I don't recall how I ended up face-first in the shag rug of Abby's mom's living room, but I'm not sure it was a conscious choice. I could hardly breathe as Abby got herself a beer from the kitchen. I heard her footsteps, and then, she gently turned my head so that I could see her.

"Okay, one more time. You tried to hire a guy to do what?" Abby smiled the way people smile at lunatics or Bengal tigers. Slowly, slowly, backing away.

"Redirect Buzzfeed to another website," I replied, in a voice that shocked even me. I sounded as though that was completely a reasonable thing to do. "So like, if you googled Buzzfeed and clicked on a link to it or like, typed the URL in, the internet would take you to like, Mashable or something."

"That's crafty," Abby said.

"It's illegal," I said, "and I didn't have enough money to convince the guy to do it."

"So you can do that?" Abby took a swig of her beer. "That's a thing people can do?"

"Abby," I said. "I'm willing to break the law, at this point."

"If you did redirect Buzzfeed, what would that accomplish exactly?"
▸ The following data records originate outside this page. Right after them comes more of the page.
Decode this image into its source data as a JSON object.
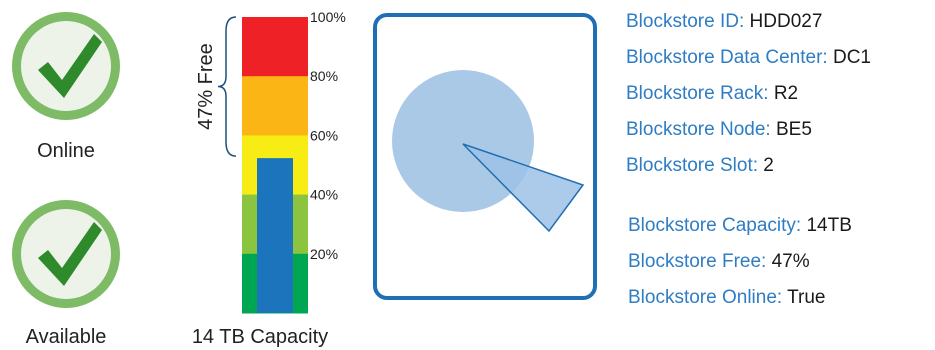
{
  "status": {
    "online_label": "Online",
    "available_label": "Available",
    "icon": "check-icon",
    "colors": {
      "ring": "#7dbb66",
      "inner": "#eef3ea",
      "check": "#2f8a2c"
    }
  },
  "capacity_gauge": {
    "free_percent": 47,
    "used_percent": 53,
    "free_label": "47% Free",
    "capacity_label": "14 TB Capacity",
    "ticks": [
      "100%",
      "80%",
      "60%",
      "40%",
      "20%"
    ],
    "band_colors": [
      "#ee2226",
      "#fbb616",
      "#f7ec13",
      "#8bc53f",
      "#00a651"
    ],
    "fill_color": "#1c75bc"
  },
  "drive_icon": {
    "name": "hard-drive-icon",
    "colors": {
      "border": "#1f6fb5",
      "platter": "#aac9e6",
      "arm": "#9dc2e6",
      "arm_stroke": "#1f6fb5"
    }
  },
  "details": [
    {
      "key": "Blockstore ID:",
      "value": "HDD027"
    },
    {
      "key": "Blockstore Data Center:",
      "value": "DC1"
    },
    {
      "key": "Blockstore Rack:",
      "value": "R2"
    },
    {
      "key": "Blockstore Node:",
      "value": "BE5"
    },
    {
      "key": "Blockstore Slot:",
      "value": "2"
    }
  ],
  "stats": [
    {
      "key": "Blockstore Capacity:",
      "value": "14TB"
    },
    {
      "key": "Blockstore Free:",
      "value": "47%"
    },
    {
      "key": "Blockstore Online:",
      "value": "True"
    }
  ]
}
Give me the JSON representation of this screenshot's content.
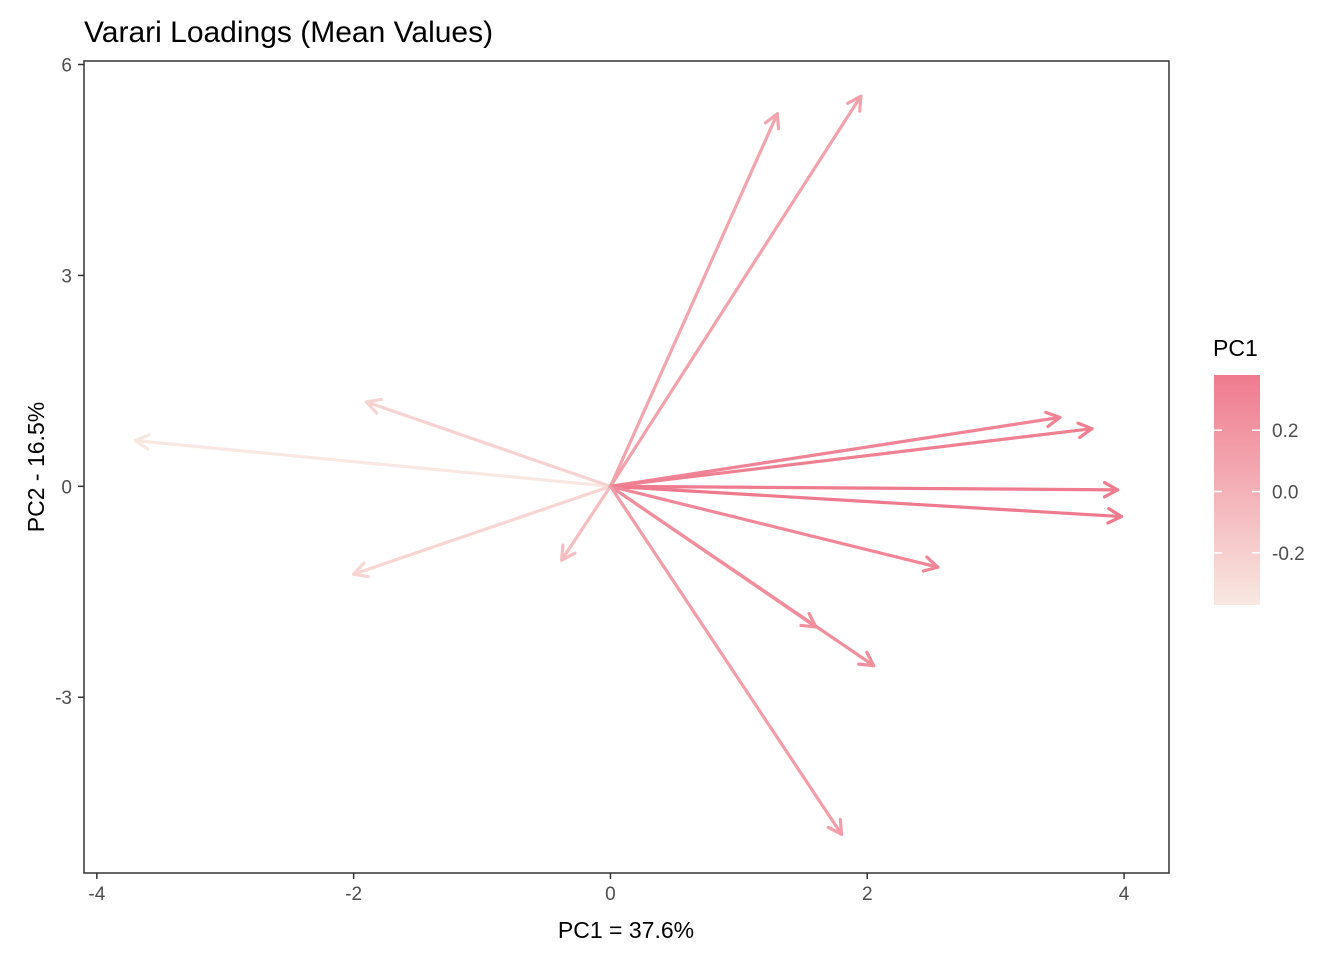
{
  "chart_data": {
    "type": "vector-plot",
    "title": "Varari Loadings (Mean Values)",
    "xlabel": "PC1 = 37.6%",
    "ylabel": "PC2 - 16.5%",
    "xlim": [
      -4.1,
      4.35
    ],
    "ylim": [
      -5.5,
      6.05
    ],
    "x_ticks": [
      -4,
      -2,
      0,
      2,
      4
    ],
    "y_ticks": [
      -3,
      0,
      3,
      6
    ],
    "x_tick_labels": [
      "-4",
      "-2",
      "0",
      "2",
      "4"
    ],
    "y_tick_labels": [
      "-3",
      "0",
      "3",
      "6"
    ],
    "grid": false,
    "legend": {
      "title": "PC1",
      "placement": "right",
      "range": [
        -0.37,
        0.38
      ],
      "ticks": [
        0.2,
        0.0,
        -0.2
      ],
      "tick_labels": [
        "0.2",
        "0.0",
        "-0.2"
      ],
      "color_low": "#f8e8e1",
      "color_high": "#ef7a8e"
    },
    "arrows": [
      {
        "x": -3.7,
        "y": 0.65,
        "pc1": -0.37
      },
      {
        "x": -1.9,
        "y": 1.2,
        "pc1": -0.23
      },
      {
        "x": -2.0,
        "y": -1.25,
        "pc1": -0.24
      },
      {
        "x": -0.38,
        "y": -1.05,
        "pc1": -0.08
      },
      {
        "x": 1.3,
        "y": 5.3,
        "pc1": 0.09
      },
      {
        "x": 1.95,
        "y": 5.55,
        "pc1": 0.11
      },
      {
        "x": 3.5,
        "y": 0.98,
        "pc1": 0.32
      },
      {
        "x": 3.75,
        "y": 0.82,
        "pc1": 0.34
      },
      {
        "x": 3.95,
        "y": -0.05,
        "pc1": 0.37
      },
      {
        "x": 3.98,
        "y": -0.43,
        "pc1": 0.38
      },
      {
        "x": 2.55,
        "y": -1.15,
        "pc1": 0.3
      },
      {
        "x": 1.6,
        "y": -2.0,
        "pc1": 0.24
      },
      {
        "x": 2.05,
        "y": -2.55,
        "pc1": 0.25
      },
      {
        "x": 1.8,
        "y": -4.95,
        "pc1": 0.14
      }
    ]
  }
}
"I didn't think that far ahead," I replied. "I guess I just thought cutting off all access to them would encourage them to stop."

"How do we know they're actually doing anything, though," Abby pontificated, "maybe they have no power to change anything. Maybe they're just showing us our fate. Maybe our anger at them is misplaced."

"But they've got to know telling people their future is damaging," I said, with a mouthful of shag rug. "Every work of science fiction tells us so. They're trying to ruin our lives."

"Maybe you should email them and find out what their game is," Abby suggested. "You can't defeat an enemy you don't know."

"You don't just, like, email Buzzfeed. What do you think, Buzzfeed is your Aunty? HEeeEeeELLlllLOOoo BUZZFEED, hOoOoOow arrRrRReEEee yOoooOuUuu, bYyY tTHhHEe wAAaaAYy pLEeaAAasSeEee stTOooOPp fUuCCcKIiNgG wIiTthh meEEeEEee, itTt's ruUuUdeEE."

"Well, you don't have a lot of options, do you?" Abby shrugged. "You've tried hiring a hacker, you've tried building a community quiz, you've tried..."

"Crystals and love potions," I finished the sentence that Abby trailed off. "Nothing."

"Love potions?"

I could hear Abby's eyebrows raise.

I reached into my pants pocket and tossed my car keys at her.

"Front passenger seat of my car," I said. "Go get it, it's yours. Doesn't work for me."

I coughed on the shag rug.

I wanted to bust out of my body. I wanted the mothership to land in the front yard of Abby's childhood home and I wanted little gray men to abduct me.

"Look at us," I said into the rug. "We're not women. We're aliens. We're not even women aliens. We're alien children."

When Abby did not reply I looked over my shoulder at the sofa on which she had been perched. Nothing.

I sat up.

"Abby?"

"Hold on," Abby called from the foyer hallway, "gotta get that potion. Mama has a date tonight."

I heard her front door open and then quickly shut.